I picked this book up in a charity shop, published in 1979 by The Macmillan Press Ltd, ISBN: 0-333-25630-1, Author: Ivan Watson.  This is a great little book that simply sets out twelve golden rules that professional film-makers follow to produce professional looking films that amateur film-makers can follow.  Although this book was written forty years ago for home cine-camera users most of the book is still valuable to the digital camera operator as it mostly covers camera angles, continuity, movement, POV, sequence, camera movement, etc.  Only a small section is out of date, referring specifically to correct use of film choice of cine-cameras and film editing including the synchronization of sound to cine-film.  Not at all relevant to modern day editing but interesting all the same.

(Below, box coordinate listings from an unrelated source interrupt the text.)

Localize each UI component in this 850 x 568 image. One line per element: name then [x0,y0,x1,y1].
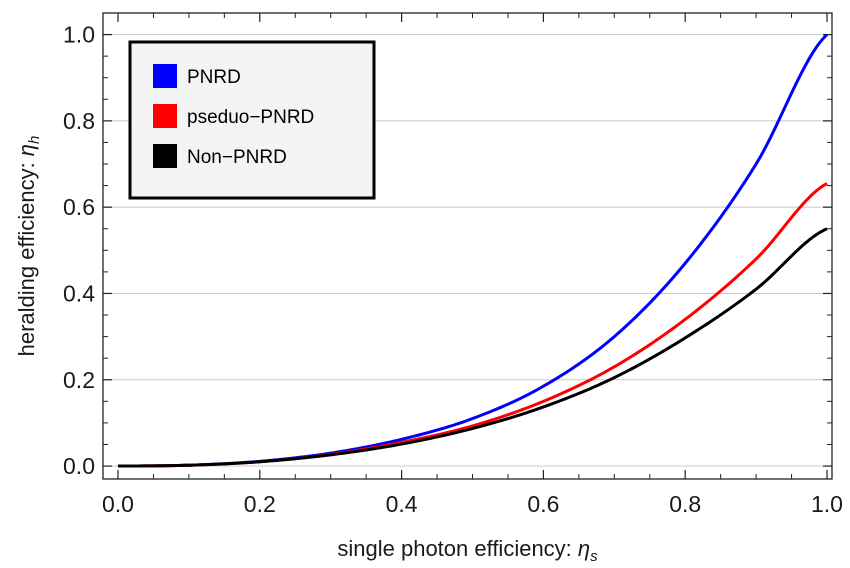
series-line [117,182,828,468]
legend-swatch [153,144,177,168]
plot-frame [102,12,833,480]
legend: PNRD pseduo−PNRD Non−PNRD [128,40,376,200]
series-line [117,227,828,468]
y-tick-label: 0.4 [63,280,95,306]
x-tick-label: 0.4 [386,491,418,517]
y-axis-title-text: heralding efficiency: [14,156,39,356]
x-axis-title-subscript: s [590,548,598,565]
series-lines [117,33,829,468]
y-axis-title-subscript: h [26,136,43,144]
axis-ticks: 0.0 0.2 0.4 0.6 0.8 1.0 0.0 0.2 0.4 0.6 0.8 1.0 [63,13,843,517]
y-tick-label: 0.8 [63,108,95,134]
legend-swatch [153,64,177,88]
x-tick-label: 0.0 [102,491,134,517]
legend-label: pseduo−PNRD [187,107,314,128]
y-tick-label: 0.2 [63,367,95,393]
y-axis-title: heralding efficiency: ηh [14,136,43,357]
x-tick-label: 1.0 [811,491,843,517]
y-axis-title-symbol: η [14,144,39,156]
y-tick-label: 1.0 [63,22,95,48]
x-axis-title-symbol: η [578,536,590,561]
legend-label: PNRD [187,67,241,88]
x-tick-label: 0.6 [527,491,559,517]
x-axis-title: single photon efficiency: ηs [337,536,598,565]
legend-label: Non−PNRD [187,147,287,168]
x-tick-label: 0.2 [244,491,276,517]
x-tick-label: 0.8 [669,491,701,517]
y-tick-label: 0.6 [63,194,95,220]
y-tick-label: 0.0 [63,453,95,479]
x-axis-title-text: single photon efficiency: [337,536,578,561]
legend-swatch [153,104,177,128]
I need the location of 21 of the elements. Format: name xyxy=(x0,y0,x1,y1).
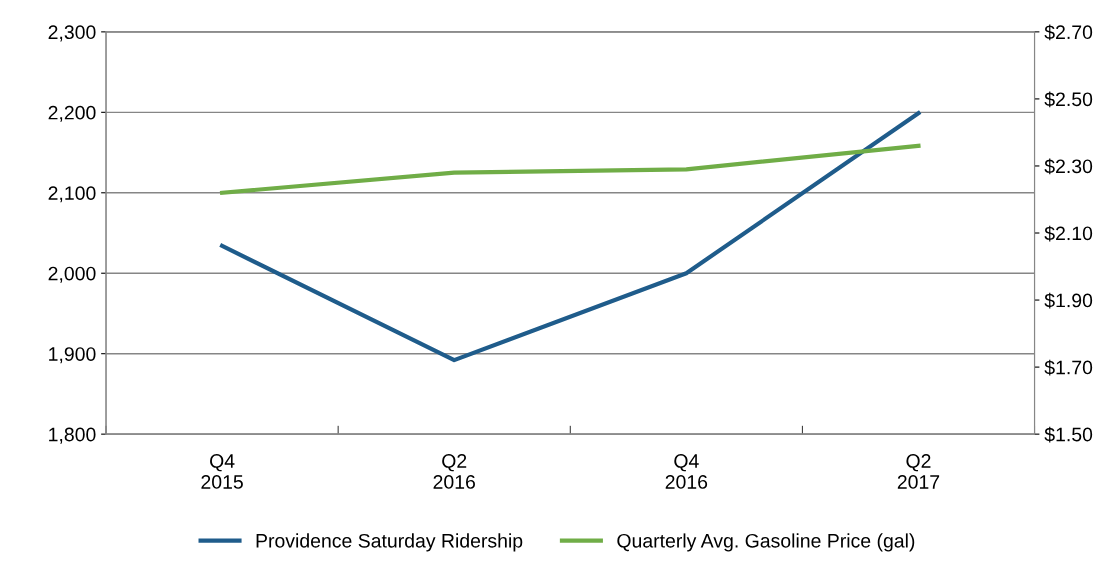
x-tick-label: Q2 2017 xyxy=(897,454,940,489)
y-tick-label: 1,800 xyxy=(49,427,96,444)
y2-tick-label: $1.70 xyxy=(1044,359,1093,376)
y2-tick-label: $2.70 xyxy=(1044,24,1093,41)
x-tick-label: Q2 2016 xyxy=(433,454,475,489)
y-tick-label: 2,000 xyxy=(48,266,96,283)
x-tick-label: Q4 2016 xyxy=(665,454,708,489)
y2-tick-label: $2.10 xyxy=(1044,225,1093,242)
legend-label: Quarterly Avg. Gasoline Price (gal) xyxy=(617,533,915,552)
x-tick-label: Q4 2015 xyxy=(201,454,243,489)
line-series xyxy=(219,111,921,363)
line-series xyxy=(219,143,921,195)
y2-tick-label: $2.30 xyxy=(1044,158,1093,175)
y-tick-label: 1,900 xyxy=(49,347,96,364)
y-tick-label: 2,300 xyxy=(48,25,96,42)
y2-tick-label: $1.90 xyxy=(1044,292,1093,309)
y-tick-label: 2,100 xyxy=(48,186,96,203)
y2-tick-label: $2.50 xyxy=(1044,91,1093,108)
y2-tick-label: $1.50 xyxy=(1044,426,1093,443)
legend-label: Providence Saturday Ridership xyxy=(256,533,523,552)
y-tick-label: 2,200 xyxy=(48,105,96,122)
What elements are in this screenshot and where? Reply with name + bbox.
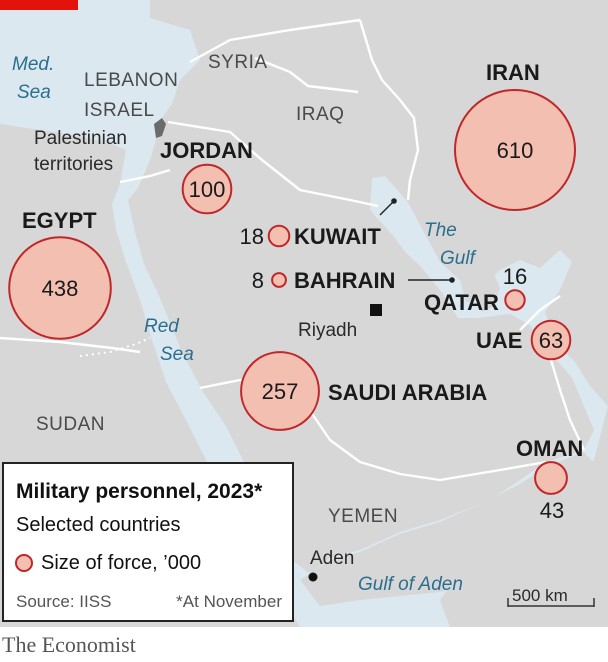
value-egypt: 438 [42, 276, 79, 301]
label-palestinian-1: Palestinian [34, 128, 127, 149]
value-oman: 43 [540, 498, 564, 523]
bubble-kuwait [267, 224, 291, 248]
value-saudi-arabia: 257 [262, 379, 299, 404]
aden-marker [308, 572, 318, 582]
bubble-saudi-arabia [240, 351, 320, 431]
bubble-qatar [504, 289, 526, 311]
label-sudan: SUDAN [36, 414, 105, 435]
label-palestinian-2: territories [34, 154, 113, 175]
legend-subtitle: Selected countries [16, 514, 181, 536]
disputed-border [79, 337, 151, 357]
value-kuwait: 18 [240, 224, 264, 249]
label-red-sea-1: Red [144, 316, 180, 337]
bubble-jordan [181, 163, 233, 215]
economist-red-tab [0, 0, 78, 10]
value-iran: 610 [497, 138, 534, 163]
label-qatar: QATAR [424, 290, 499, 315]
label-red-sea-2: Sea [160, 344, 194, 365]
land-yemen [300, 452, 608, 606]
riyadh-marker [370, 304, 382, 316]
label-israel: ISRAEL [84, 100, 155, 121]
label-lebanon: LEBANON [84, 70, 178, 91]
label-gulf-of-aden: Gulf of Aden [358, 574, 463, 595]
label-saudi-arabia: SAUDI ARABIA [328, 380, 487, 405]
value-qatar: 16 [503, 264, 527, 289]
palestinian-territories-shape [154, 118, 166, 138]
label-bahrain: BAHRAIN [294, 268, 395, 293]
label-uae: UAE [476, 328, 522, 353]
legend-title: Military personnel, 2023* [16, 480, 263, 503]
label-egypt: EGYPT [22, 208, 97, 233]
legend-key-label: Size of force, ’000 [41, 552, 202, 574]
legend-circle-icon [15, 554, 33, 572]
value-jordan: 100 [189, 177, 226, 202]
label-jordan: JORDAN [160, 138, 253, 163]
economist-logo: The Economist [2, 632, 136, 657]
bahrain-leader-dot [449, 277, 455, 283]
bubble-uae [530, 319, 572, 361]
legend-source: Source: IISS [16, 592, 112, 611]
kuwait-leader-dot [391, 198, 397, 204]
label-oman: OMAN [516, 436, 583, 461]
label-syria: SYRIA [208, 52, 268, 73]
bubble-oman [534, 461, 568, 495]
label-yemen: YEMEN [328, 506, 398, 527]
scale-bar-label: 500 km [512, 586, 568, 605]
label-med-sea-1: Med. [12, 54, 54, 75]
label-the-gulf-2: Gulf [440, 248, 477, 269]
bubble-egypt [8, 236, 112, 340]
label-riyadh: Riyadh [298, 320, 357, 341]
bubble-iran [454, 89, 576, 211]
label-aden: Aden [310, 548, 354, 569]
legend: Military personnel, 2023* Selected count… [2, 462, 294, 622]
bubble-bahrain [271, 272, 287, 288]
label-iran: IRAN [486, 60, 540, 85]
label-kuwait: KUWAIT [294, 224, 381, 249]
legend-note: *At November [176, 592, 282, 611]
label-the-gulf-1: The [424, 220, 457, 241]
leader-lines [379, 200, 452, 281]
label-iraq: IRAQ [296, 104, 344, 125]
value-uae: 63 [539, 328, 563, 353]
land-qatar [476, 274, 500, 312]
scale-bar [507, 598, 595, 607]
label-med-sea-2: Sea [17, 82, 51, 103]
bubbles [8, 89, 576, 495]
value-bahrain: 8 [252, 268, 264, 293]
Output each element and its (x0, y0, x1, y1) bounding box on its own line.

I have copied the book’s summing-up page, on the last page of the book, which has done done all the work for me to both highly recommend this book and sum-up it’s contents.

It is a pity that this book is no longer in print, I firmly believe that with only a small amount of work to update it to reference digital technology this book would be on the students required reading list.  This book de-mystifies the expression ‘film-language’ and simply lays out rules to follow in order to be able to make a descent enough film for putting forward for critical assessment or competition.

(Page 119, How to be  a Better-Than-Average Cameraman)

Twelve Golden Rules For Better Camerawork.

  1. Economise on screen-time by shooting only part of the action to represent the whole.
  2. Whenever you introduce anything new, use a re-establishing shot to enable the audience to relate once more to the general scene.
  3. Always start a new scene or change of location with an establishing shot.
  4. when filming action that is broken down into related shots, change the angle and image size every time you stop the camera.
  5. to obtain a three-dimensional effect, shoot, where ever possible, at an angle of about 45 degrees to the subject.
  6. when you re position the camera to break-down continuous action into separate shots, or take alternating over-the-shoulder or point-of-view close-ups opposite players, keep the camera within a 180 degree arc, on one-side of the action line, for each shot in the sequence.
  7. Start the camera before the subject enters the frame and stop it after the subject leaves the frame.
  8. Wherever possible, a panning shot should be proceeded and followed by a static shot.
  9. The foundation of any interior light set-up for close shots should be a key light, a fill-light and a back light.
  10. When you compose a scene try, as far as possible to keep it simple.
  11. In any filming situation where you wish to heighten suspense by expanding screen time, make full use of creation close-ups or cut-in shots.
  12. If you have an artistic or dramatic reason for doing so, ignore all or any of the Golden Rules whenever you please.